In that respect, Dane County Circuit Judge David Flanagan did nothing wrong when he signed a petition in November to recall Gov. Scott Walker and then, in March, granted a temporary injunction to stop the law that requires every voter show a photo ID before casting a ballot.
His signature on the petition does no more than confirm the obvious: If you think, you form opinions.
He simply put on the record a bias that existed with or without a petition.
In a perfect world, the public would understand the difference between Flanagan, the citizen, and Flanagan, the judge, and trust him to separate the two.
In that respect, Flanagan is in trouble.
Perception rules people in positions such as Flanagan’s, and he forgot it.
But committing publicly to a bias was just his first mistake. He followed that by failing to notify the parties in the voter identification case that he had signed the petition. Then he chose not to recuse himself.

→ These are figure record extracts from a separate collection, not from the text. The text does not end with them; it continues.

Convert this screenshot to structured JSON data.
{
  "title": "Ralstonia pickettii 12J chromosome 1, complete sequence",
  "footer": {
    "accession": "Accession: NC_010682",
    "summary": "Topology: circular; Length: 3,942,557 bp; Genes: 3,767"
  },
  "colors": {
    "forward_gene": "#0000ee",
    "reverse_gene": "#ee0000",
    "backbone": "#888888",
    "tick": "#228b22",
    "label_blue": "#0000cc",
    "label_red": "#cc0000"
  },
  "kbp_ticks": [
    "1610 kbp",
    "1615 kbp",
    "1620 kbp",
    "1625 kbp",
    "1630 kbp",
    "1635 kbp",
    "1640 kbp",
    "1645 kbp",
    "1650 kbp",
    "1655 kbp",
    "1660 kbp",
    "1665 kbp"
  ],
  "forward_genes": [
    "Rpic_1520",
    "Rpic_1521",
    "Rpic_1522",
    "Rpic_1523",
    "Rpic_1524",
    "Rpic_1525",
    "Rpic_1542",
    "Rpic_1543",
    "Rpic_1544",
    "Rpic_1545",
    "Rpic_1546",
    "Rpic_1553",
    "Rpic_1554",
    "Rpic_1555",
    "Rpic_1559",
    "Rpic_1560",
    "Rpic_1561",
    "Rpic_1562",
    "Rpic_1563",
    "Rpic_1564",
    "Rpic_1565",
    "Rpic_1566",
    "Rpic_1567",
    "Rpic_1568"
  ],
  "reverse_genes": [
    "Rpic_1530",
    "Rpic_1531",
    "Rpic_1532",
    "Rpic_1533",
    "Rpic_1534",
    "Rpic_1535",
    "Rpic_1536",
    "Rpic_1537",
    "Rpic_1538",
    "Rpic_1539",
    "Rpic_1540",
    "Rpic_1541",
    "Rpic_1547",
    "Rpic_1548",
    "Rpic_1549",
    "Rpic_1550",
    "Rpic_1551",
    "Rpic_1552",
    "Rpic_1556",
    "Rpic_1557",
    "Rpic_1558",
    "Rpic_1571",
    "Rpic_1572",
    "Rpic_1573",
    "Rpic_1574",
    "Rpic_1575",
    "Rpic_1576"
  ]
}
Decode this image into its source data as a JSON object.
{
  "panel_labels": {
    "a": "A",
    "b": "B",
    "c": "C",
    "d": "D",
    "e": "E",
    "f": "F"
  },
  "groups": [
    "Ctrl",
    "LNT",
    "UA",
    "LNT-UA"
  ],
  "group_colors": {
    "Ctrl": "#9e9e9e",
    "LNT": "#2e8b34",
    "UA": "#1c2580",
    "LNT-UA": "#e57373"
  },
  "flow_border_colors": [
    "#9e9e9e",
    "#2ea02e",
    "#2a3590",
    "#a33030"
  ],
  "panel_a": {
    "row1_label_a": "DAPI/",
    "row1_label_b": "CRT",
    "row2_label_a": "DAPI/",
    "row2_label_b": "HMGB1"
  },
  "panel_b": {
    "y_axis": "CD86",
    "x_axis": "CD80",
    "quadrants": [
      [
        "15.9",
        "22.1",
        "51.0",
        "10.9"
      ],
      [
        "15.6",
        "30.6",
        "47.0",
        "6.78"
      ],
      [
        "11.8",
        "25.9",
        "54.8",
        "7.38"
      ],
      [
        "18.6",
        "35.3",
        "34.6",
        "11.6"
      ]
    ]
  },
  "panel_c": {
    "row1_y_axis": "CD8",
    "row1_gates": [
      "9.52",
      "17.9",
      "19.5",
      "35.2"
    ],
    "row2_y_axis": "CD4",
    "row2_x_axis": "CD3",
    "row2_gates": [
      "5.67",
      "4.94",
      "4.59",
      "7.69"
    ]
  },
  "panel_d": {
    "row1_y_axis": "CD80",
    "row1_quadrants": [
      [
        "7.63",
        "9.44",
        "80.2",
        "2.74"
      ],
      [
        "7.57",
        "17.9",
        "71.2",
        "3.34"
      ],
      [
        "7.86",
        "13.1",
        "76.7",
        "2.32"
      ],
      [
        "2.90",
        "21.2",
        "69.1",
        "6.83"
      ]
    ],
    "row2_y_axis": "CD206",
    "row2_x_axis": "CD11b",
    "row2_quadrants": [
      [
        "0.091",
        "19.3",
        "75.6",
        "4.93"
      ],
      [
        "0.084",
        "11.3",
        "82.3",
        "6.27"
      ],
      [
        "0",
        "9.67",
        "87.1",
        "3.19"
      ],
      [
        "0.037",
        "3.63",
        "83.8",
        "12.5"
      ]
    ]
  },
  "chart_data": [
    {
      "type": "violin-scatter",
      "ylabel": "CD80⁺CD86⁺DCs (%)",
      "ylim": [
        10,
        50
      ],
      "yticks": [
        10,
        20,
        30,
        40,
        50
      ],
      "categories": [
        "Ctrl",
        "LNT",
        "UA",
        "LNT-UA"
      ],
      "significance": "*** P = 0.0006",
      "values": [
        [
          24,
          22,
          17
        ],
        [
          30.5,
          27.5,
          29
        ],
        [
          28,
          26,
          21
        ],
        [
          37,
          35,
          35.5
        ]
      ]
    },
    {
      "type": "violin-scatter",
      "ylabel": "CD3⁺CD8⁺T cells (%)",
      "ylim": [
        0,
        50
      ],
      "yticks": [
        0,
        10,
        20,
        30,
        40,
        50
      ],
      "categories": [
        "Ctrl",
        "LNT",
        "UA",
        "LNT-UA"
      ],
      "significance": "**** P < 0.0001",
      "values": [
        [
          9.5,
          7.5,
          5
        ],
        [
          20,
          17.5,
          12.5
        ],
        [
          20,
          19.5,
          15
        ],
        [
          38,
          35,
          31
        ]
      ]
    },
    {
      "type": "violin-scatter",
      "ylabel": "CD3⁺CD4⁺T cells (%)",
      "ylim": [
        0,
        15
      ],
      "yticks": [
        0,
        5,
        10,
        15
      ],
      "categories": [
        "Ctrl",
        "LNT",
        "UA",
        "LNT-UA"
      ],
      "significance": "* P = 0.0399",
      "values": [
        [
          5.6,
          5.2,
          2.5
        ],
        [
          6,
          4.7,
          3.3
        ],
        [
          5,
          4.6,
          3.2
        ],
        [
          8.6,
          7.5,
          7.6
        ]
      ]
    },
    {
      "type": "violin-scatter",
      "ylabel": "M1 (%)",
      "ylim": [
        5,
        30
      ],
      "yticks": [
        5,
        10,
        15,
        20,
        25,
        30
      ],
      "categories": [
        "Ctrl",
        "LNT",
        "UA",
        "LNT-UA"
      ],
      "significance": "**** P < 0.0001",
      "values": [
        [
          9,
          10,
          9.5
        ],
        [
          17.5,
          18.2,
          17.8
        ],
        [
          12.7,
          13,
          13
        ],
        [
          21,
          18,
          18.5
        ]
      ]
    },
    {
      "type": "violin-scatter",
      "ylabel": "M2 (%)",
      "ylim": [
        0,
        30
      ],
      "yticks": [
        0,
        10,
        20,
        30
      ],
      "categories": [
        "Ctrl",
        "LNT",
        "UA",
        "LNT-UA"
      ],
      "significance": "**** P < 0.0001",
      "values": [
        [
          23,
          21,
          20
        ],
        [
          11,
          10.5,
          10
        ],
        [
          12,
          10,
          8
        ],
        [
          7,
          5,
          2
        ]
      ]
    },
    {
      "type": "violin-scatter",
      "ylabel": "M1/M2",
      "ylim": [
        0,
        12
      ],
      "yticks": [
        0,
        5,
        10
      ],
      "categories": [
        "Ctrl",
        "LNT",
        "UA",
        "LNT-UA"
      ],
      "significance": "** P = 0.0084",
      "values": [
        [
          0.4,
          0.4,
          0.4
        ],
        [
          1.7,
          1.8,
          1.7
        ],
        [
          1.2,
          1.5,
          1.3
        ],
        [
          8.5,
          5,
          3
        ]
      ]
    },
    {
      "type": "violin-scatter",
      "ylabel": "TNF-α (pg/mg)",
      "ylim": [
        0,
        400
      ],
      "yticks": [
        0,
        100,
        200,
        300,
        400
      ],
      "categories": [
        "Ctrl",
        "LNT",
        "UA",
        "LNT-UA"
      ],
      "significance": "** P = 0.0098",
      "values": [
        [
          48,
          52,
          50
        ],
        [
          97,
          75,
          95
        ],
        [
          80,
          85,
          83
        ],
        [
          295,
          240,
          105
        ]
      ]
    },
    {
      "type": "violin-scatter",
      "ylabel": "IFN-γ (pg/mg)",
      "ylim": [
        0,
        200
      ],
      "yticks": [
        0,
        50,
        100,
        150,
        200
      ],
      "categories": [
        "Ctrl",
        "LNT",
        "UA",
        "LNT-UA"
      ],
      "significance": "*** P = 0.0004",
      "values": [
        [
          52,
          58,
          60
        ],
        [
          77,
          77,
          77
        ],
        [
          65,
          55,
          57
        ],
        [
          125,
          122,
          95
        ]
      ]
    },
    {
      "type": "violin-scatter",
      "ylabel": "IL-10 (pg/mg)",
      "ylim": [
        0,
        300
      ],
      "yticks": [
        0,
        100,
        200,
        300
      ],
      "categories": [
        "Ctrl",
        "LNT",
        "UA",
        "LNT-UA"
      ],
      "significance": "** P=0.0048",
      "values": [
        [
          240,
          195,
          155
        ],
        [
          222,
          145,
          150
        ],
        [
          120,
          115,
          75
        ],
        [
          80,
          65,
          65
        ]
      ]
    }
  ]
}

He had no option but recusal. When he signed the petition, his personal opinion created an obvious anti-Walker perception. He lost the public’s confidence that he could judge impartially.
Less than a week after Flanagan’s ruling, Dane County Circuit Judge Richard Niess, in a separate case, permanently struck down the voter identification law.

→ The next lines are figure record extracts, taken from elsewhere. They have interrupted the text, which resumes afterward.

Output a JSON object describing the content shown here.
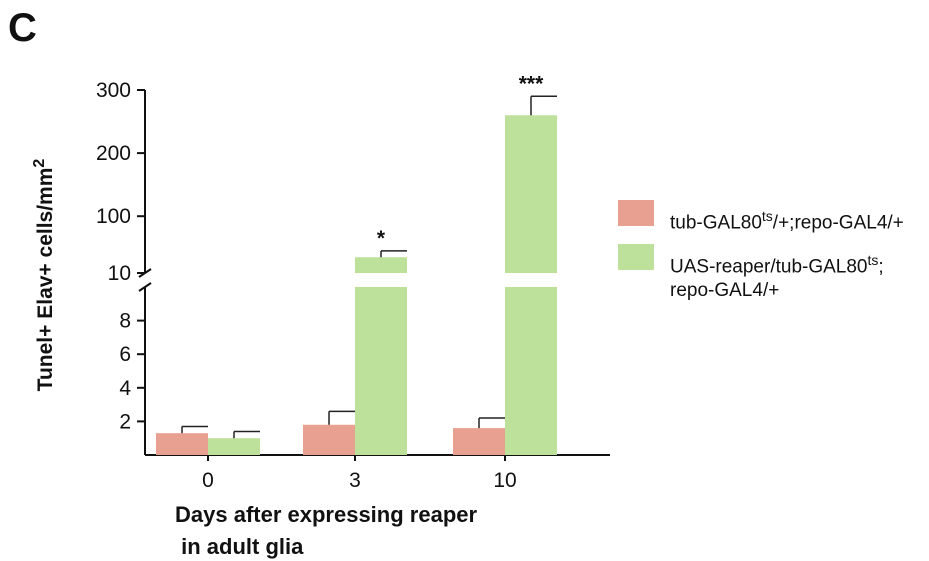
{
  "panel_label": "C",
  "chart_data": {
    "type": "bar",
    "categories": [
      "0",
      "3",
      "10"
    ],
    "series": [
      {
        "name": "tub-GAL80ts/+;repo-GAL4/+",
        "legend_main": "tub-GAL80",
        "legend_sup": "ts",
        "legend_rest": "/+;repo-GAL4/+",
        "color": "#e8a090",
        "values": [
          1.3,
          1.8,
          1.6
        ],
        "errors": [
          0.4,
          0.8,
          0.6
        ]
      },
      {
        "name": "UAS-reaper/tub-GAL80ts;repo-GAL4/+",
        "legend_main": "UAS-reaper/tub-GAL80",
        "legend_sup": "ts",
        "legend_rest": ";",
        "legend_line2": "repo-GAL4/+",
        "color": "#bde09a",
        "values": [
          1.0,
          35,
          260
        ],
        "errors": [
          0.4,
          10,
          30
        ],
        "significance": [
          "",
          "*",
          "***"
        ]
      }
    ],
    "ylabel": "Tunel+ Elav+ cells/mm2",
    "ylabel_main": "Tunel+ Elav+ cells/mm",
    "ylabel_sup": "2",
    "xlabel": "Days after expressing reaper",
    "xlabel_line2": " in adult glia",
    "axis_break": {
      "lower_range": [
        0,
        10
      ],
      "upper_range": [
        10,
        300
      ]
    },
    "lower_ticks": [
      2,
      4,
      6,
      8
    ],
    "upper_ticks": [
      10,
      100,
      200,
      300
    ]
  }
}
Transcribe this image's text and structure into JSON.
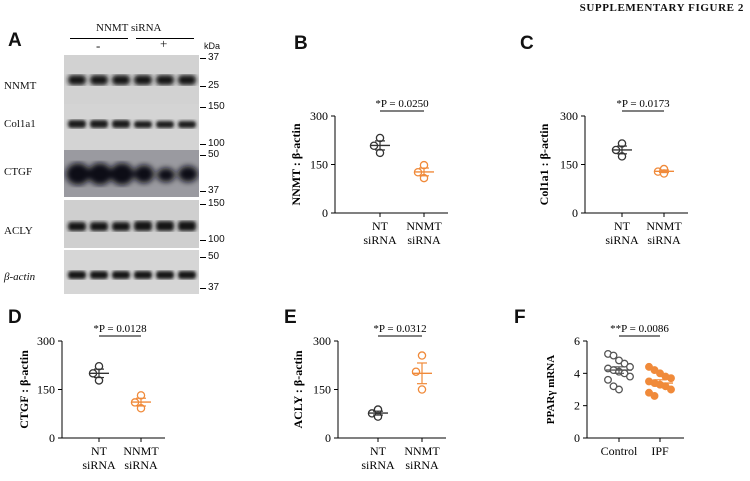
{
  "header": "SUPPLEMENTARY FIGURE 2",
  "panels": {
    "A": {
      "letter": "A",
      "treatment": "NNMT siRNA",
      "minus": "-",
      "plus": "+",
      "kda": "kDa",
      "blots": [
        {
          "label": "NNMT",
          "markers": [
            "37",
            "25"
          ]
        },
        {
          "label": "Col1a1",
          "markers": [
            "150",
            "100"
          ]
        },
        {
          "label": "CTGF",
          "markers": [
            "50",
            "37"
          ]
        },
        {
          "label": "ACLY",
          "markers": [
            "150",
            "100"
          ]
        },
        {
          "label": "β-actin",
          "markers": [
            "50",
            "37"
          ]
        }
      ]
    },
    "B": {
      "letter": "B"
    },
    "C": {
      "letter": "C"
    },
    "D": {
      "letter": "D"
    },
    "E": {
      "letter": "E"
    },
    "F": {
      "letter": "F"
    }
  },
  "chart_data": [
    {
      "panel": "B",
      "type": "scatter",
      "ylabel": "NNMT : β-actin",
      "yticks": [
        "0",
        "150",
        "300"
      ],
      "ylim": [
        0,
        300
      ],
      "categories": [
        "NT\nsiRNA",
        "NNMT\nsiRNA"
      ],
      "groups": [
        {
          "color": "#333333",
          "filled": false,
          "points": [
            232,
            208,
            186
          ],
          "mean": 209,
          "sem": 14
        },
        {
          "color": "#f08a3a",
          "filled": false,
          "points": [
            148,
            126,
            108
          ],
          "mean": 127,
          "sem": 12
        }
      ],
      "annotation": "*P = 0.0250"
    },
    {
      "panel": "C",
      "type": "scatter",
      "ylabel": "Col1a1 : β-actin",
      "yticks": [
        "0",
        "150",
        "300"
      ],
      "ylim": [
        0,
        300
      ],
      "categories": [
        "NT\nsiRNA",
        "NNMT\nsiRNA"
      ],
      "groups": [
        {
          "color": "#333333",
          "filled": false,
          "points": [
            215,
            195,
            175
          ],
          "mean": 195,
          "sem": 12
        },
        {
          "color": "#f08a3a",
          "filled": false,
          "points": [
            136,
            128,
            122
          ],
          "mean": 129,
          "sem": 4
        }
      ],
      "annotation": "*P = 0.0173"
    },
    {
      "panel": "D",
      "type": "scatter",
      "ylabel": "CTGF : β-actin",
      "yticks": [
        "0",
        "150",
        "300"
      ],
      "ylim": [
        0,
        300
      ],
      "categories": [
        "NT\nsiRNA",
        "NNMT\nsiRNA"
      ],
      "groups": [
        {
          "color": "#333333",
          "filled": false,
          "points": [
            222,
            200,
            178
          ],
          "mean": 200,
          "sem": 13
        },
        {
          "color": "#f08a3a",
          "filled": false,
          "points": [
            132,
            110,
            92
          ],
          "mean": 111,
          "sem": 12
        }
      ],
      "annotation": "*P = 0.0128"
    },
    {
      "panel": "E",
      "type": "scatter",
      "ylabel": "ACLY : β-actin",
      "yticks": [
        "0",
        "150",
        "300"
      ],
      "ylim": [
        0,
        300
      ],
      "categories": [
        "NT\nsiRNA",
        "NNMT\nsiRNA"
      ],
      "groups": [
        {
          "color": "#333333",
          "filled": false,
          "points": [
            88,
            76,
            66
          ],
          "mean": 77,
          "sem": 6
        },
        {
          "color": "#f08a3a",
          "filled": false,
          "points": [
            255,
            205,
            150
          ],
          "mean": 200,
          "sem": 32
        }
      ],
      "annotation": "*P = 0.0312"
    },
    {
      "panel": "F",
      "type": "scatter",
      "ylabel": "PPARγ mRNA",
      "yticks": [
        "0",
        "2",
        "4",
        "6"
      ],
      "ylim": [
        0,
        6
      ],
      "categories": [
        "Control",
        "IPF"
      ],
      "groups": [
        {
          "color": "#555555",
          "filled": false,
          "points": [
            5.2,
            5.1,
            4.8,
            4.6,
            4.4,
            4.3,
            4.2,
            4.1,
            4.0,
            3.8,
            3.6,
            3.2,
            3.0
          ],
          "mean": 4.2,
          "sem": 0.2
        },
        {
          "color": "#f08a3a",
          "filled": true,
          "points": [
            4.4,
            4.2,
            4.0,
            3.8,
            3.7,
            3.5,
            3.4,
            3.3,
            3.2,
            3.0,
            2.8,
            2.6
          ],
          "mean": 3.4,
          "sem": 0.2
        }
      ],
      "annotation": "**P = 0.0086"
    }
  ]
}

Flanagan probably did rule based only on the merits of the case. He probably did honor the trust given to members of the judiciary.
It’s what judges do all the time when they set aside their opinions of the lawmaker and instead focus on the law. That’s all that should matter, but it isn’t.
Flanagan showed his hand, revealing a potential crack in the integrity of the bench for others to exploit and manipulate. And they will, by arguing Flanagan violated the Code of Judicial Conduct rule restricting judges from participating in the affairs of political parties.
He could have complied with the letter of the code by withholding his signature on the petition and privately casting a ballot in the recall vote. Then no one legitimately could have questioned his ruling in the case.
The only difference between the two is public perception. But that’s the reality for Flanagan.
Judges not only must rule fairly, they also must offer the false comfort that they do so objectively.